La fille de ma voisine habite ce nom, Calais, mais sans prétention territoriale. Elle se glisse dans ce mot, misérablement, comme sous une tente offerte par des bénévoles.

Tous les soirs, une mobylette leur apporte à elle et sa mère une pizza de la marque Domino’s, d’ailleurs le logo sur la boîte représente deux dominos stylisés. Ma voisine m’a parlé d’un jeu qu’elle a chez elle, dans lequel il faut associer des rectangles en bois qui ressemblent justement à ce logo. Elle m’a dit que ce jeu s’appelait le Domino’s, du nom de cette marque de pizza. Elle pense que c’est un produit dérivé ; comme la coque de son téléphone, à l’effigie de La Reine des neiges de Disney. Ça coûte plus cher parce que c’est du marketing – elle me dit qu’elle le sait bien, qu’elle n’est pas sotte –, mais quand c’est une marque qu’on aime on ne peut pas résister, et au final c’est comme ça qu’on se fait avoir, pas vrai ? Elle place un doigt contre sa tempe, me lance un clin d’œil, et je suis heureux qu’elle m’inclue dans sa coalition d’initiés.
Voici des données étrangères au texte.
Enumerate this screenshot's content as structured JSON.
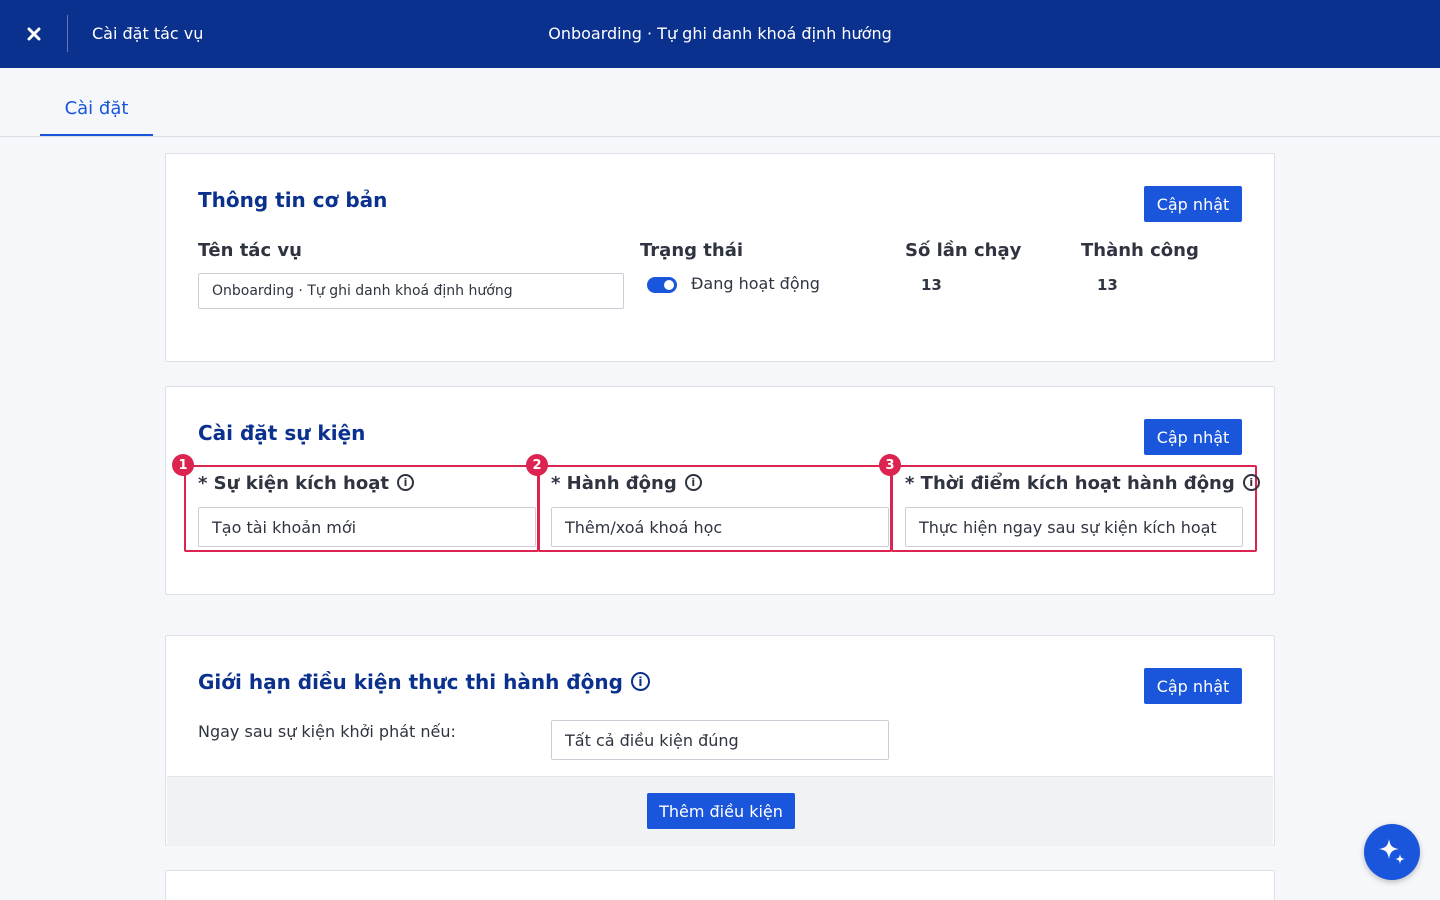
{
  "topbar": {
    "left_title": "Cài đặt tác vụ",
    "center_title": "Onboarding · Tự ghi danh khoá định hướng"
  },
  "tabs": [
    {
      "label": "Cài đặt",
      "active": true
    }
  ],
  "basic_info": {
    "title": "Thông tin cơ bản",
    "update_label": "Cập nhật",
    "name_label": "Tên tác vụ",
    "name_value": "Onboarding · Tự ghi danh khoá định hướng",
    "status_label": "Trạng thái",
    "status_value": "Đang hoạt động",
    "runs_label": "Số lần chạy",
    "runs_value": "13",
    "success_label": "Thành công",
    "success_value": "13"
  },
  "event_settings": {
    "title": "Cài đặt sự kiện",
    "update_label": "Cập nhật",
    "fields": [
      {
        "badge": "1",
        "label": "* Sự kiện kích hoạt",
        "value": "Tạo tài khoản mới"
      },
      {
        "badge": "2",
        "label": "* Hành động",
        "value": "Thêm/xoá khoá học"
      },
      {
        "badge": "3",
        "label": "* Thời điểm kích hoạt hành động",
        "value": "Thực hiện ngay sau sự kiện kích hoạt"
      }
    ]
  },
  "conditions": {
    "title": "Giới hạn điều kiện thực thi hành động",
    "update_label": "Cập nhật",
    "trigger_label": "Ngay sau sự kiện khởi phát nếu:",
    "trigger_value": "Tất cả điều kiện đúng",
    "add_label": "Thêm điều kiện"
  },
  "colors": {
    "header_bg": "#0b318f",
    "primary": "#1a56db",
    "highlight": "#dc2450"
  }
}
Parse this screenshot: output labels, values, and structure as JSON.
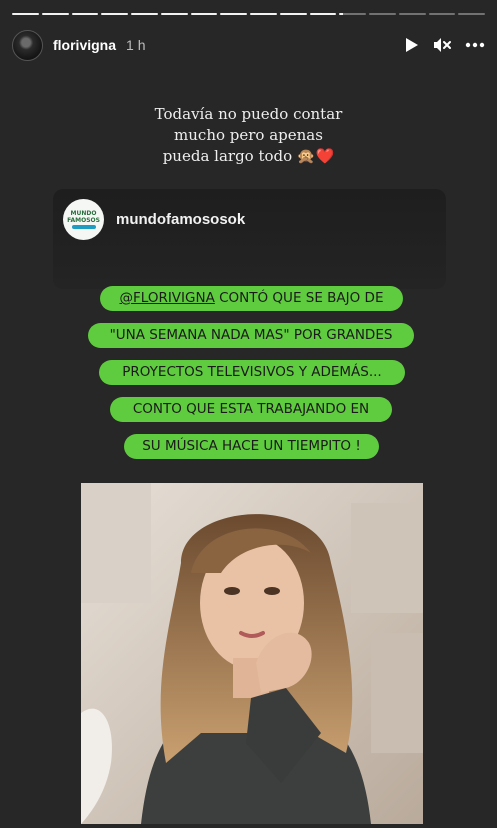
{
  "story": {
    "segments_total": 16,
    "segments_done": 11,
    "username": "florivigna",
    "time": "1 h"
  },
  "icons": {
    "play": "play-icon",
    "mute": "speaker-muted-icon",
    "more": "more-dots-icon"
  },
  "caption": {
    "line1": "Todavía no puedo contar",
    "line2": "mucho pero apenas",
    "line3": "pueda largo todo 🙊❤️"
  },
  "shared_post": {
    "username": "mundofamososok",
    "logo_line1": "MUNDO",
    "logo_line2": "FAMOSOS",
    "text_lines": [
      {
        "mention": "@FLORIVIGNA",
        "text": " CONTÓ QUE SE BAJO DE"
      },
      {
        "text": "\"UNA SEMANA NADA MAS\" POR GRANDES"
      },
      {
        "text": "PROYECTOS TELEVISIVOS Y ADEMÁS..."
      },
      {
        "text": "CONTO QUE ESTA TRABAJANDO EN"
      },
      {
        "text": "SU MÚSICA HACE UN TIEMPITO !"
      }
    ]
  },
  "colors": {
    "background": "#272727",
    "pill_green": "#5fcb3f",
    "logo_green": "#2a6e3d",
    "logo_blue": "#1f9cc2"
  }
}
Ma voisine ne travaille pas. Elle touche les allocs. Elle a le prénom de sa fille tatoué sur le poignet. La fille va à l’école mais, le plus souvent, elle reste au lit, trop déprimée. La livraison par Domino’s est gratuite car elles bénéficient d’un programme de bons alimentaires de la mairie. Tous les soirs entre 18 heures et 18 h 30, ma voisine et sa fille mangent leur pizza à même la boîte en regardant le journal télévisé. Après quoi elles descendent toutes les deux fumer au pied de l’immeuble.

Cette semaine, on n’a pas arrêté de voir la « jungle » à la télé. Elles m’ont posé des questions là-dessus tandis qu’elles allumaient leur cigarette sur le perron et que je rentrais chez moi de la banque où je travaille comme analyste.

J’ai répondu qu’à mon avis le Royaume-Uni refuserait d’accueillir ces réfugiés, non parce que Cameron manque de compassion, bien sûr – qui pourrait rester insensible à ces images, etc., etc. ? –, mais parce qu’il arguerait d’un possible effet domino (j’entendais par là qu’en acceptant ces réfugiés en colère on risquait de créer un appel d’air pour d’autres, générant ainsi davantage de colère, voire des actes de terrorisme). Ma voisine a eu l’air inquiète : étais-je en train de dire que ça pourrait avoir un impact sur ses bons Domino’s ?

La première fois que je l’ai vue, pourtant – juste ces quelques secondes où elle remontait l’allée avec sa vie cabossée dans des cartons tandis que j’avais fini de déballer la mienne –, juste ce bref instant-là, j’ai cru en notre humanité commune.

Je vis à Londres depuis trois ans désormais, et il se peut que je boive trop. Mon ex-femme me manque. Parfois il m’arrive de me réveiller en pensant que je suis chez moi, et puis je me souviens que je n’ai plus de chez moi. Nous traversons Calais à un moment, mais sans nous en apercevoir.